In general, limitations of the current therapeutic options include inadequate spectrum of activity, lack of efficacy, multiple drug interactions, inadequate pharmacokinetic profile, excessive costs, recurrence of the infection and duration of treatment (5,8). The aim of the present study is to determine whether the dermatophyte T. rubrum can be killed with the use of the light-activated porphyrins deuteroporphyrin monomethylester (DP mme) and 5,10,15-tris(4-methylpyridinium)-20-phenyl-[21H,23H]-porphine trichloride (Sylsens B) and thus develop a possible clinical application against infections caused by T. rubrum.

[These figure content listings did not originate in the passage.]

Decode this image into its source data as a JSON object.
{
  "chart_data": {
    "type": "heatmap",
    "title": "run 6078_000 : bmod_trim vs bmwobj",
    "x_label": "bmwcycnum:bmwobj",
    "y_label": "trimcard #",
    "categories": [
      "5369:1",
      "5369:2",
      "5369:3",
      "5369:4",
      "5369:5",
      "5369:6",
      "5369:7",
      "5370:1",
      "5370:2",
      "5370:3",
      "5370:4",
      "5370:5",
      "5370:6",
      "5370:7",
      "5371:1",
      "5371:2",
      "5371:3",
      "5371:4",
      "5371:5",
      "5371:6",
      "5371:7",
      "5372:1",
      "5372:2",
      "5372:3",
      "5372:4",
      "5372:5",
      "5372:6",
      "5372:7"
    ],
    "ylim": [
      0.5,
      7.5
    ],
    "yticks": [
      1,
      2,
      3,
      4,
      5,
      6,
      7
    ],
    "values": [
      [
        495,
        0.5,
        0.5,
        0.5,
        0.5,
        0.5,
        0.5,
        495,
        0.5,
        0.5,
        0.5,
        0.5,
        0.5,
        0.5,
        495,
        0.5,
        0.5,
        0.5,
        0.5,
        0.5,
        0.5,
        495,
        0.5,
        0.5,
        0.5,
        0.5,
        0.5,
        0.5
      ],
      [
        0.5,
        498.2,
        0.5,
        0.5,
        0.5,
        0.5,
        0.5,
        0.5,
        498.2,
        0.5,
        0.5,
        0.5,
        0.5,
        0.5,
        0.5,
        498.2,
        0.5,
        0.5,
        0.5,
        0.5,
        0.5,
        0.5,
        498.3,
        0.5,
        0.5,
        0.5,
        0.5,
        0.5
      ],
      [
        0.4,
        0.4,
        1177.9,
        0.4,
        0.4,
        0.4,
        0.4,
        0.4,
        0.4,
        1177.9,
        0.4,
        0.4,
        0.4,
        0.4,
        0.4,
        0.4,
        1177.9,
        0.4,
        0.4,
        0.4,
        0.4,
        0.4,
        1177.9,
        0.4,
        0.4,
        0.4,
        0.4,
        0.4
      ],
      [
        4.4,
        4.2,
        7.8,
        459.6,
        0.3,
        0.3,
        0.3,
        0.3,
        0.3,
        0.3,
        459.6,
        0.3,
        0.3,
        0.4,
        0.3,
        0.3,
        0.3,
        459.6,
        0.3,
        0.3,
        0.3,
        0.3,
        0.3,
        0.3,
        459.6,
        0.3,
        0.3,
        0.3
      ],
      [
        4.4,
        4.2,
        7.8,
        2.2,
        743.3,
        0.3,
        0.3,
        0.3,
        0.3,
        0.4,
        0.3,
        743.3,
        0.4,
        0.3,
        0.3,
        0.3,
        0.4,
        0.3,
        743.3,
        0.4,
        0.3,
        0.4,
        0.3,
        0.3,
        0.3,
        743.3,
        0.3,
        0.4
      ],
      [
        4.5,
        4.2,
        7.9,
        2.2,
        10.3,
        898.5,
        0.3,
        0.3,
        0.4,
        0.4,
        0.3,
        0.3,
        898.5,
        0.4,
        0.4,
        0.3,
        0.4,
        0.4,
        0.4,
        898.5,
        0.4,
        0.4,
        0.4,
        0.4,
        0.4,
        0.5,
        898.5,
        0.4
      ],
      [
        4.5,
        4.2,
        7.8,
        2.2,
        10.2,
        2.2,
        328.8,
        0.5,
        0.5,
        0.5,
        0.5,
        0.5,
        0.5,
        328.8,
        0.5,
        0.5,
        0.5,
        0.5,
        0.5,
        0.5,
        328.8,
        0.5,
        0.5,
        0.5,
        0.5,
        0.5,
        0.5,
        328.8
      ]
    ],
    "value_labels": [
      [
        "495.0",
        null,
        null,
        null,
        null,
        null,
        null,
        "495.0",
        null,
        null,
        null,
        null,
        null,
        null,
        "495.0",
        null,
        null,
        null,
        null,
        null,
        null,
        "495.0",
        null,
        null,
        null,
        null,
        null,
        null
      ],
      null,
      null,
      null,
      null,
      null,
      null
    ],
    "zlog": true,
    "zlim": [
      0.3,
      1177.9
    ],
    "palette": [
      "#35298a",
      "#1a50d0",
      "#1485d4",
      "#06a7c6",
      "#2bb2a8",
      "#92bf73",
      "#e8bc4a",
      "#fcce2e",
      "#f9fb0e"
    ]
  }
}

Sylsens B and DP mme are known to be able to kill certain bacteria, Chinese hamster ovary cells and the common fruit fly Drosophila melanogaster (G. M. T. Smijs, unpublished data). Therefore, we selected these compounds to investigate this relatively new application of photodynamic treatment (PDT). PDT refers to the use of light-activated agents called photosensitizers. Upon irradiation with light of the proper wavelength, photosensitizers can initiate a photochemical reaction resulting in the production of singlet oxygen, which can react with cellular components. The sequence of events is termed as photodynamic effect and can result in tissue destruction (9,10).

Little research has been reported concerning the treatment of fungal infections with the use of light-activated agents. In 1998 the photodynamic effect of different thiophenes on eight strains of dermatophytes with the use of UV-A radiation was studied (11). The growth of all tested strains was strongly inhibited by the thiophenes under investigation, but a complete inactivation was never detected. Moreover, UV-A is known to be carcinogenic.